The record upon which a court evaluates a motion to dismiss is often outcome-determinative. If based upon the well-pleaded allegations of a plaintiff’s complaint, the court cannot determine that it is reasonably conceivable that the plaintiff may obtain a recovery, the court must dismiss the complaint. As a general matter, the plaintiff controls the record by virtue of how and what the plaintiff pleads. The Delaware Supreme Court has held, however, that the record fairly before the court on a motion to dismiss may include documents “integral to and incorporated into the complaint.” The recent Court of Chancery decision in In re Gardner Denver Shareholders Litigation, Cons.
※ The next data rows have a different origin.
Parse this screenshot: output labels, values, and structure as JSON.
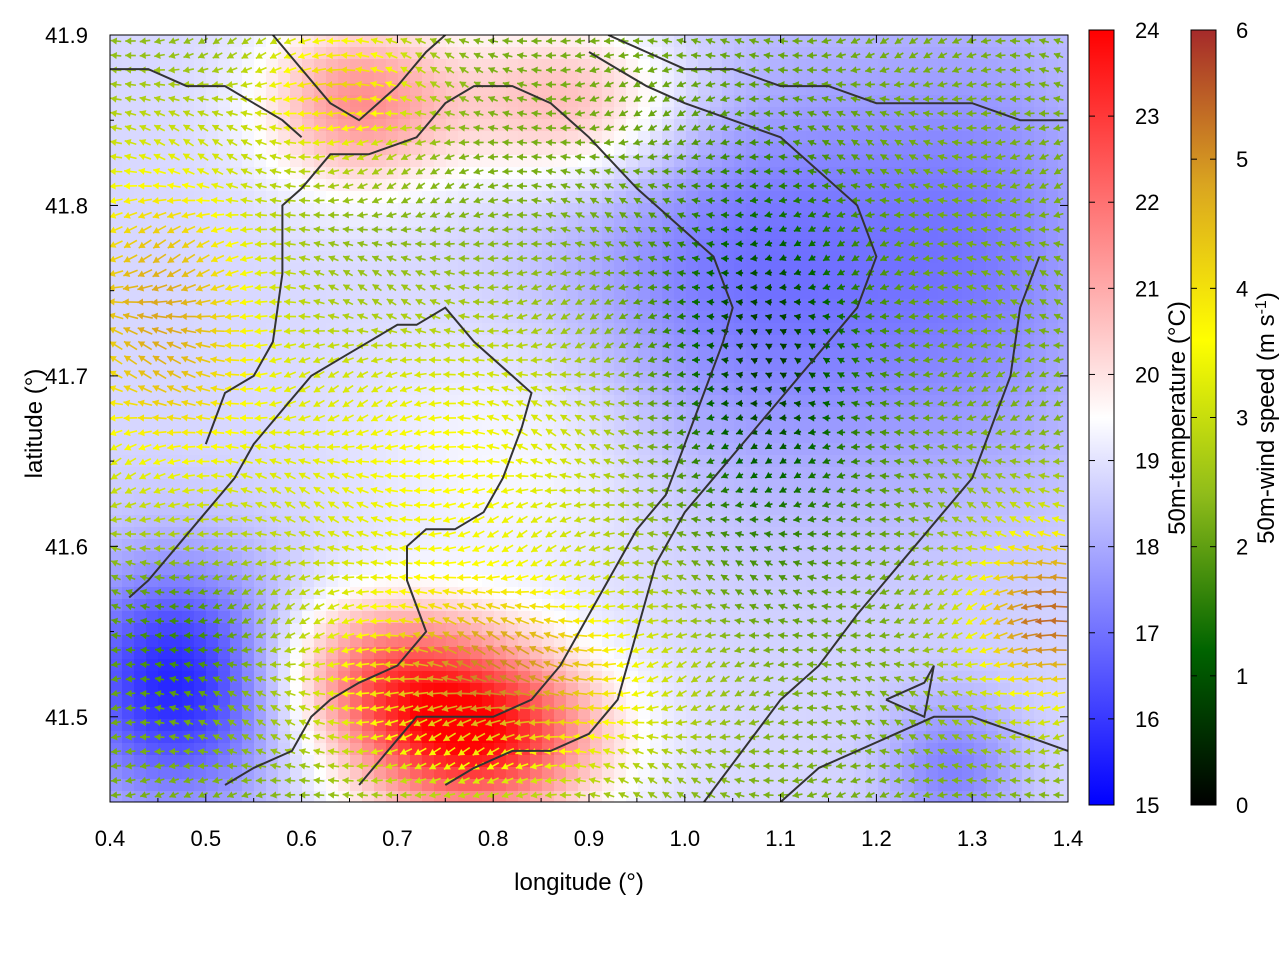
{
  "chart_data": {
    "type": "heatmap",
    "subtype": "vector-field-over-temperature-map",
    "xlabel": "longitude (°)",
    "ylabel": "latitude (°)",
    "xlim": [
      0.4,
      1.4
    ],
    "ylim": [
      41.45,
      41.9
    ],
    "x_ticks": [
      "0.4",
      "0.5",
      "0.6",
      "0.7",
      "0.8",
      "0.9",
      "1.0",
      "1.1",
      "1.2",
      "1.3",
      "1.4"
    ],
    "y_ticks": [
      "41.5",
      "41.6",
      "41.7",
      "41.8",
      "41.9"
    ],
    "temperature_colorbar": {
      "label": "50m-temperature (°C)",
      "range": [
        15,
        24
      ],
      "ticks": [
        "15",
        "16",
        "17",
        "18",
        "19",
        "20",
        "21",
        "22",
        "23",
        "24"
      ],
      "colors": [
        "#0000ff",
        "#ffffff",
        "#ff0000"
      ]
    },
    "wind_colorbar": {
      "label_main": "50m-wind speed (m s",
      "label_sup": "-1",
      "label_close": ")",
      "range": [
        0,
        6
      ],
      "ticks": [
        "0",
        "1",
        "2",
        "3",
        "4",
        "5",
        "6"
      ],
      "colors": [
        "#000000",
        "#006400",
        "#8fbc1a",
        "#ffff00",
        "#daa520",
        "#a52a2a"
      ]
    },
    "temperature_field": {
      "base": 18.8,
      "features": [
        {
          "lon": 0.78,
          "lat": 41.49,
          "dT": 5.0,
          "sx": 0.09,
          "sy": 0.035
        },
        {
          "lon": 0.68,
          "lat": 41.53,
          "dT": 2.4,
          "sx": 0.08,
          "sy": 0.03
        },
        {
          "lon": 0.66,
          "lat": 41.86,
          "dT": 2.6,
          "sx": 0.07,
          "sy": 0.035
        },
        {
          "lon": 0.88,
          "lat": 41.86,
          "dT": 2.2,
          "sx": 0.09,
          "sy": 0.035
        },
        {
          "lon": 0.47,
          "lat": 41.52,
          "dT": -3.2,
          "sx": 0.08,
          "sy": 0.05
        },
        {
          "lon": 1.07,
          "lat": 41.76,
          "dT": -1.8,
          "sx": 0.15,
          "sy": 0.09
        },
        {
          "lon": 1.32,
          "lat": 41.78,
          "dT": -1.2,
          "sx": 0.1,
          "sy": 0.1
        },
        {
          "lon": 1.28,
          "lat": 41.47,
          "dT": -1.5,
          "sx": 0.05,
          "sy": 0.03
        },
        {
          "lon": 0.85,
          "lat": 41.66,
          "dT": 0.8,
          "sx": 0.12,
          "sy": 0.06
        }
      ]
    },
    "wind_field": {
      "direction": "westward",
      "base_speed": 2.2,
      "features": [
        {
          "lon": 0.45,
          "lat": 41.74,
          "dV": 2.5,
          "sx": 0.08,
          "sy": 0.07
        },
        {
          "lon": 0.8,
          "lat": 41.52,
          "dV": 2.8,
          "sx": 0.12,
          "sy": 0.04
        },
        {
          "lon": 0.74,
          "lat": 41.65,
          "dV": 1.4,
          "sx": 0.15,
          "sy": 0.06
        },
        {
          "lon": 1.38,
          "lat": 41.56,
          "dV": 3.2,
          "sx": 0.06,
          "sy": 0.04
        },
        {
          "lon": 0.64,
          "lat": 41.87,
          "dV": 2.0,
          "sx": 0.06,
          "sy": 0.03
        },
        {
          "lon": 1.08,
          "lat": 41.71,
          "dV": -1.6,
          "sx": 0.08,
          "sy": 0.08
        },
        {
          "lon": 0.48,
          "lat": 41.55,
          "dV": -0.7,
          "sx": 0.06,
          "sy": 0.03
        }
      ]
    },
    "contours": [
      [
        [
          0.42,
          41.57
        ],
        [
          0.44,
          41.58
        ],
        [
          0.47,
          41.6
        ],
        [
          0.5,
          41.62
        ],
        [
          0.53,
          41.64
        ],
        [
          0.55,
          41.66
        ],
        [
          0.58,
          41.68
        ],
        [
          0.61,
          41.7
        ],
        [
          0.64,
          41.71
        ],
        [
          0.67,
          41.72
        ],
        [
          0.7,
          41.73
        ],
        [
          0.72,
          41.73
        ],
        [
          0.75,
          41.74
        ],
        [
          0.78,
          41.72
        ],
        [
          0.82,
          41.7
        ],
        [
          0.84,
          41.69
        ],
        [
          0.83,
          41.67
        ],
        [
          0.81,
          41.64
        ],
        [
          0.79,
          41.62
        ],
        [
          0.76,
          41.61
        ],
        [
          0.73,
          41.61
        ],
        [
          0.71,
          41.6
        ],
        [
          0.71,
          41.58
        ],
        [
          0.73,
          41.55
        ],
        [
          0.7,
          41.53
        ],
        [
          0.66,
          41.52
        ],
        [
          0.63,
          41.51
        ],
        [
          0.61,
          41.5
        ],
        [
          0.59,
          41.48
        ],
        [
          0.55,
          41.47
        ],
        [
          0.52,
          41.46
        ]
      ],
      [
        [
          0.66,
          41.46
        ],
        [
          0.69,
          41.48
        ],
        [
          0.72,
          41.5
        ],
        [
          0.76,
          41.5
        ],
        [
          0.8,
          41.5
        ],
        [
          0.84,
          41.51
        ],
        [
          0.87,
          41.53
        ],
        [
          0.9,
          41.56
        ],
        [
          0.92,
          41.58
        ],
        [
          0.95,
          41.61
        ],
        [
          0.98,
          41.63
        ],
        [
          1.0,
          41.66
        ],
        [
          1.02,
          41.69
        ],
        [
          1.04,
          41.72
        ],
        [
          1.05,
          41.74
        ],
        [
          1.03,
          41.77
        ],
        [
          0.99,
          41.79
        ],
        [
          0.95,
          41.81
        ],
        [
          0.9,
          41.84
        ],
        [
          0.86,
          41.86
        ],
        [
          0.82,
          41.87
        ],
        [
          0.78,
          41.87
        ],
        [
          0.75,
          41.86
        ],
        [
          0.72,
          41.84
        ],
        [
          0.67,
          41.83
        ],
        [
          0.63,
          41.83
        ],
        [
          0.6,
          41.81
        ],
        [
          0.58,
          41.8
        ],
        [
          0.58,
          41.76
        ],
        [
          0.57,
          41.72
        ],
        [
          0.55,
          41.7
        ],
        [
          0.52,
          41.69
        ],
        [
          0.5,
          41.66
        ]
      ],
      [
        [
          0.75,
          41.46
        ],
        [
          0.78,
          41.47
        ],
        [
          0.82,
          41.48
        ],
        [
          0.86,
          41.48
        ],
        [
          0.9,
          41.49
        ],
        [
          0.93,
          41.51
        ],
        [
          0.95,
          41.55
        ],
        [
          0.97,
          41.59
        ],
        [
          1.0,
          41.62
        ],
        [
          1.03,
          41.64
        ],
        [
          1.06,
          41.66
        ],
        [
          1.09,
          41.68
        ],
        [
          1.12,
          41.7
        ],
        [
          1.15,
          41.72
        ],
        [
          1.18,
          41.74
        ],
        [
          1.2,
          41.77
        ],
        [
          1.18,
          41.8
        ],
        [
          1.14,
          41.82
        ],
        [
          1.1,
          41.84
        ],
        [
          1.05,
          41.85
        ],
        [
          1.0,
          41.86
        ],
        [
          0.96,
          41.87
        ],
        [
          0.93,
          41.88
        ],
        [
          0.9,
          41.89
        ]
      ],
      [
        [
          1.02,
          41.45
        ],
        [
          1.06,
          41.48
        ],
        [
          1.1,
          41.51
        ],
        [
          1.14,
          41.53
        ],
        [
          1.18,
          41.56
        ],
        [
          1.21,
          41.58
        ],
        [
          1.24,
          41.6
        ],
        [
          1.27,
          41.62
        ],
        [
          1.3,
          41.64
        ],
        [
          1.32,
          41.67
        ],
        [
          1.34,
          41.7
        ],
        [
          1.35,
          41.74
        ],
        [
          1.37,
          41.77
        ]
      ],
      [
        [
          1.1,
          41.45
        ],
        [
          1.14,
          41.47
        ],
        [
          1.18,
          41.48
        ],
        [
          1.22,
          41.49
        ],
        [
          1.26,
          41.5
        ],
        [
          1.3,
          41.5
        ],
        [
          1.35,
          41.49
        ],
        [
          1.4,
          41.48
        ]
      ],
      [
        [
          1.21,
          41.51
        ],
        [
          1.25,
          41.52
        ],
        [
          1.26,
          41.53
        ],
        [
          1.25,
          41.5
        ],
        [
          1.21,
          41.51
        ]
      ],
      [
        [
          0.57,
          41.9
        ],
        [
          0.6,
          41.88
        ],
        [
          0.63,
          41.86
        ],
        [
          0.66,
          41.85
        ],
        [
          0.68,
          41.86
        ],
        [
          0.7,
          41.87
        ],
        [
          0.73,
          41.89
        ],
        [
          0.75,
          41.9
        ]
      ],
      [
        [
          0.4,
          41.88
        ],
        [
          0.44,
          41.88
        ],
        [
          0.48,
          41.87
        ],
        [
          0.52,
          41.87
        ],
        [
          0.55,
          41.86
        ],
        [
          0.58,
          41.85
        ],
        [
          0.6,
          41.84
        ]
      ],
      [
        [
          0.92,
          41.9
        ],
        [
          0.96,
          41.89
        ],
        [
          1.0,
          41.88
        ],
        [
          1.05,
          41.88
        ],
        [
          1.1,
          41.87
        ],
        [
          1.15,
          41.87
        ],
        [
          1.2,
          41.86
        ],
        [
          1.25,
          41.86
        ],
        [
          1.3,
          41.86
        ],
        [
          1.35,
          41.85
        ],
        [
          1.4,
          41.85
        ]
      ]
    ]
  }
}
C. A. No. 8505-VCN (Feb. 21, 2014), provides useful guidance concerning how the Court of Chancery will treat deposition transcripts where, as is happening more frequently, a plaintiff pursues but abandons a preliminary injunction after deposing several witnesses, and then amends the complaint by selectively quoting from the deposition record.

Procedural Background

Gardner Denver involved a class action in which the plaintiff claimed that the defendant directors breached their fiduciary duties in agreeing to a merger between Gardner Denver and an affiliate of Kohlberg Kravis Roberts & Co. (KKR) and that KKR aided and abetted those breaches. The plaintiff withdrew his request for a preliminary injunction in exchange for waiver of certain contractual provisions in the merger agreement and additional disclosures to stockholders. Following the closing of the merger, the plaintiff amended his complaint with allegations that included “several quotations from, and numerous characterizations of, selective portions of deposition testimony obtained in expedited discovery.” The defendants in their opening brief in support of their motion to dismiss quoted and characterized portions of the deposition testimony other than those explicitly or implicitly referenced in the amended complaint. The plaintiff then moved to strike those portions of the deposition testimony, which he argued were extraneous to his pleading and not properly before the court on a motion to dismiss.